International Orthodox Christian News


Georgian Church Envoys Meet With Russian Official

MOSCOW — A delegation of the Georgian Orthodox Church met in Moscow on Friday with the Russian deputy foreign minister, Grigory Karasin, in the first official contacts between the countries since war broke out in the breakaway region of South Ossetia in August.

Zurab Abashidze, a former Georgian ambassador to Russia and a member of the church-led delegation, described the conversation as “quite frank and quite critical.” The Orthodox churches have become the main channel of communications between the countries, he said.

“Right now, in principle, this is the only thread, the only channel, that connects the two countries and the two peoples, such church ties,” he said in a telephone interview after the meeting, which he said was arranged by the Russian Orthodox Church.

A statement posted on the Web site of the Russian Foreign Ministry did not give any details about the meeting. During the fighting in August, both Patriarch Ilia II of the Georgian Orthodox Church and Patriarch Aleksy II of the Russian Orthodox Church called for an end to bloodshed between Russians and Georgians, who share a common Orthodox Christian faith.

The Russian Orthodox Church has been seen as taking a position at rare odds with the Kremlin in rejecting appeals by South Ossetians who would like to join the Moscow Patriarchate. The issue has not been resolved — Orthodox churches in South Ossetia and Abkhazia, another breakaway region of Georgia recognized by the Kremlin, are still in jurisdictional limbo — but church officials in Moscow have said that canonical territory cannot be dictated by political lines.
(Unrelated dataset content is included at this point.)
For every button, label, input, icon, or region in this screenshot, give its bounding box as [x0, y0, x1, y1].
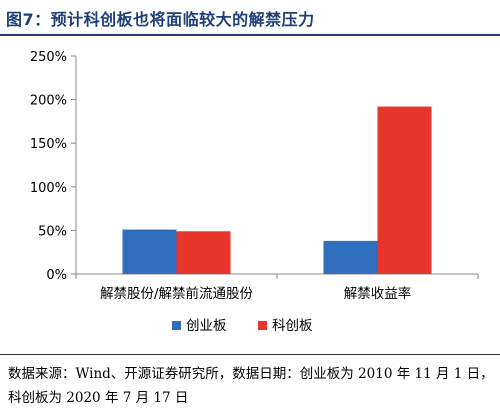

There have been strains as well in the relationship between Patriarch Ilia and President Mikheil Saakashvili of Georgia.

The Georgian delegation, led by Metropolitan Gerasim, the chairman of the church’s Foreign Relations Department, met with Patriarch Aleksy at the Danilov Monastery in central Moscow on Thursday. Patriarch Aleksy emphasized the role of the churches in overcoming the conflict.

“We pray that the full unity of faith that we share will have a beneficial influence on all aspects of the mutual relations of our peoples,” he said. After his remarks, the rest of the meeting was held behind closed doors.Metropolitan Gerasim told journalists afterward that the churches were essential to fill a diplomatic vacuum.

“We have shown in Georgia and in Russia that the churches have not lost relations,” he said. “We think the church should help in relations being restored little by little, because very many Georgians live in Russia and very many Russians live in Tbilisi. The diplomatic corps that used to exist no longer exists.

“Our citizens and yours have to get visas through the embassies of other countries. Why should this be the case when there are two Orthodox countries that have had good fraternal relations for very many centuries?”

Metropolitan Kirill of Smolensk and Kaliningrad, chairman of the Department of External Church Relations of the Moscow Patriarchate, said he had been invited to Tbilisi to present the “social concept” of the Russian Orthodox Church, which was adopted in 2000, once it is translated into Georgian. The wide-ranging document addresses the church’s position on issues including abortion, bioethics, poverty and globalization.